Many-Shot Effectiveness:
- Gemini 1.5. Pro consistently exhibited log-linear performance improvements as more demonstrating examples were added, with noticeable gains on datasets like HAM10000 (+23%), FIVES (+29%), and EuroSAT (+38%).
- GPT-4o also improved with many-shot ICL but showed less stability compared to Gemini 1.5. Pro, with a V-shaped performance trend.
ICL Data Efficiency:
- Gemini 1.5. Pro outperformed GPT-4o in terms of ICL data efficiency on most datasets, with the highest efficiency observed on EuroSAT.

Impact of Batch Querying

Including a single query at a time proved suboptimal for many datasets. Batching (grouping multiple queries) showed:

Minimal to no degradation in performance for Gemini 1.5. Pro across large batch sizes.
Substantial latency and cost savings.

Cost and Latency Analysis

Many-shot ICL can be computationally expensive due to long input contexts. With batching:

A near 35x reduction in latency and 10x in cost was observed for HAM10000.
For TerraIncognita, latency reduced by 20x, and cost by 45x.

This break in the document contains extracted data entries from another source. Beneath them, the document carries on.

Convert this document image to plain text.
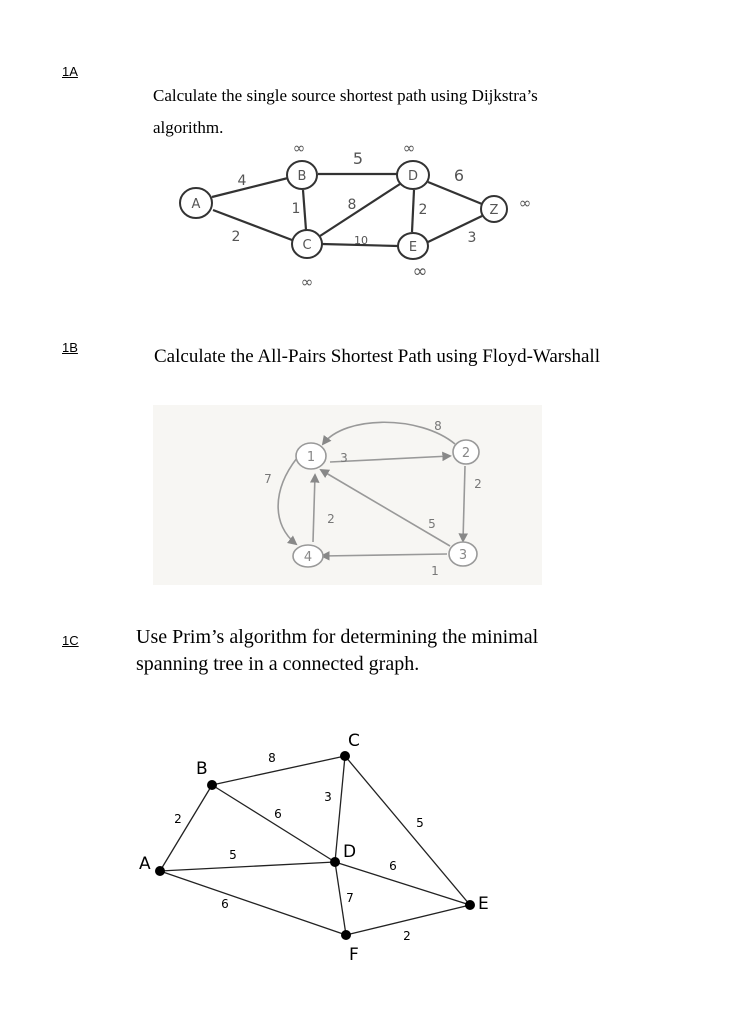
1A
Calculate the single source shortest path using Dijkstra’s
algorithm.
A
B
C
D
E
Z
4
2
1
5
8
10
2
6
3
∞
∞
∞
∞
∞
1B	Calculate the All-Pairs Shortest Path using Floyd-Warshall
1	2
3
4
8
3
2
5
7
2
1
1C	Use Prim’s algorithm for determining the minimal
spanning tree in a connected graph.
A
B
C
D
E
F
2
8
6
3
5
6
5
6
7
2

Implications and Future Directions

Practical Implications:

Operational Efficiency: Many-shot ICL can significantly enhance the adaptability of multimodal models, allowing for quick adaptation to new tasks without the need for extensive fine-tuning.
Cost Reduction: The ability to batch queries effectively reduces computational costs and inference latency, making the deployment of these models more feasible in real-world applications.

Theoretical Implications:

Model Robustness: The findings suggest that with larger context windows, models can leverage more in-context examples, leading to improved robustness and performance consistency.
Understanding Model Behavior: Investigating the reasons behind the improvements seen with batch querying, such as domain and class calibration, provides deeper insights into how models can be further optimized.

Looking Ahead

Many-shot ICL represents a substantial stride for multimodal foundation models. As context window sizes continue to expand, the ability to leverage a large number of demonstrating examples will likely improve further. Ongoing research should explore:

Comparative studies with traditional fine-tuning to evaluate performance and efficiency trade-offs.
Detailed investigation of biases and hallucinations in the context of many-shot ICL.
Extension to other tasks and open-source multimodal models.

In summary, this paper underscores the capability of multimodal foundation models to benefit significantly from many-shot ICL, paving the way for more efficient and adaptable AI applications.